Many passages of the Torah were written in a way that hides much more than it reveals. If you compare the simple version of the story of Jacob meeting his brother Esau (Gen. 32), with the story according to the oral tradition (see the commentary of Rashi), you’ll see two very different approaches. Of course, there’s no story or description in the Five Books (Chumash) that isn’t true (that’s nothing more than, say, a parable), but what the oral Torah adds is more than just extra detail. It’s a whole approach, it’s a 3 dimensional understanding. The Chumash without the classical commentators (who’s words are based on the Talmud and Midrashim) is nothing more than Bible stories. They seem nice… but on second thought they don’t make much sense.

For some examples, look up the following passages and see if you can find any logical reason why G-d (or anyone else) would want us to read them.

  • Gen. 15: 8:17 (Ask: “what do the animals and the sun’s setting and the fire have to do with the conversation?”)
  • Exodus 4: 24:26 (Ask: “What does anything here have to do with anything?”)
  • Deut. 22:12 (Ask: “What does this passage refer to?”)

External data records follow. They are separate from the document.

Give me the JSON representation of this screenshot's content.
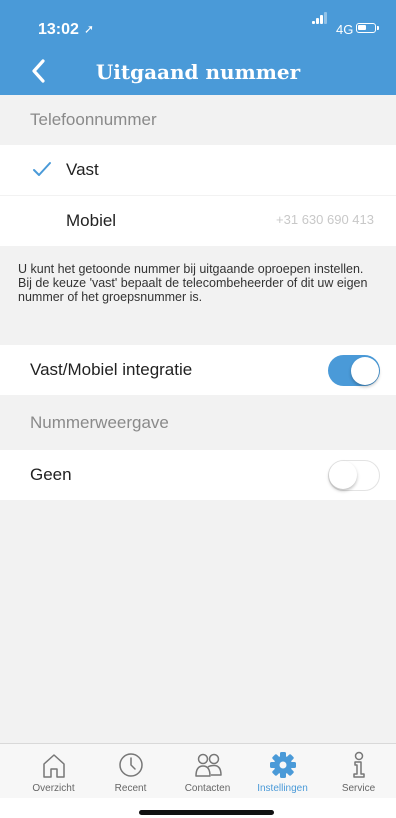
{
  "status": {
    "time": "13:02",
    "network": "4G",
    "battery_level": 0.55
  },
  "header": {
    "title": "Uitgaand nummer"
  },
  "sections": {
    "telefoonnummer": "Telefoonnummer",
    "nummerweergave": "Nummerweergave"
  },
  "options": {
    "vast": {
      "label": "Vast",
      "selected": true
    },
    "mobiel": {
      "label": "Mobiel",
      "value": "+31 630 690 413"
    }
  },
  "note": "U kunt het getoonde nummer bij uitgaande oproepen instellen. Bij de keuze 'vast' bepaalt de telecombeheerder of dit uw eigen nummer of het groepsnummer is.",
  "integration": {
    "label": "Vast/Mobiel integratie",
    "enabled": true
  },
  "geen": {
    "label": "Geen",
    "enabled": false
  },
  "colors": {
    "accent": "#4a9ad8",
    "background": "#f2f2f2"
  },
  "tabs": [
    {
      "label": "Overzicht",
      "icon": "home-icon",
      "active": false
    },
    {
      "label": "Recent",
      "icon": "clock-icon",
      "active": false
    },
    {
      "label": "Contacten",
      "icon": "contacts-icon",
      "active": false
    },
    {
      "label": "Instellingen",
      "icon": "gear-icon",
      "active": true
    },
    {
      "label": "Service",
      "icon": "info-icon",
      "active": false
    }
  ]
}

So why the secrecy? Why couldn’t the Author of the Chumash have been more straightforward? By way of an answer, it could be said that even the written Torah is a little bit “oral,” it too needs its own key. Why? So that even if a copy of the Bible – the Jew’s Bible – has come into possession of other nations, they still wouldn’t really know what’s going on without the commentary of the oral law. In other words, it’s still the property of the People that stood at Mt. Sinai.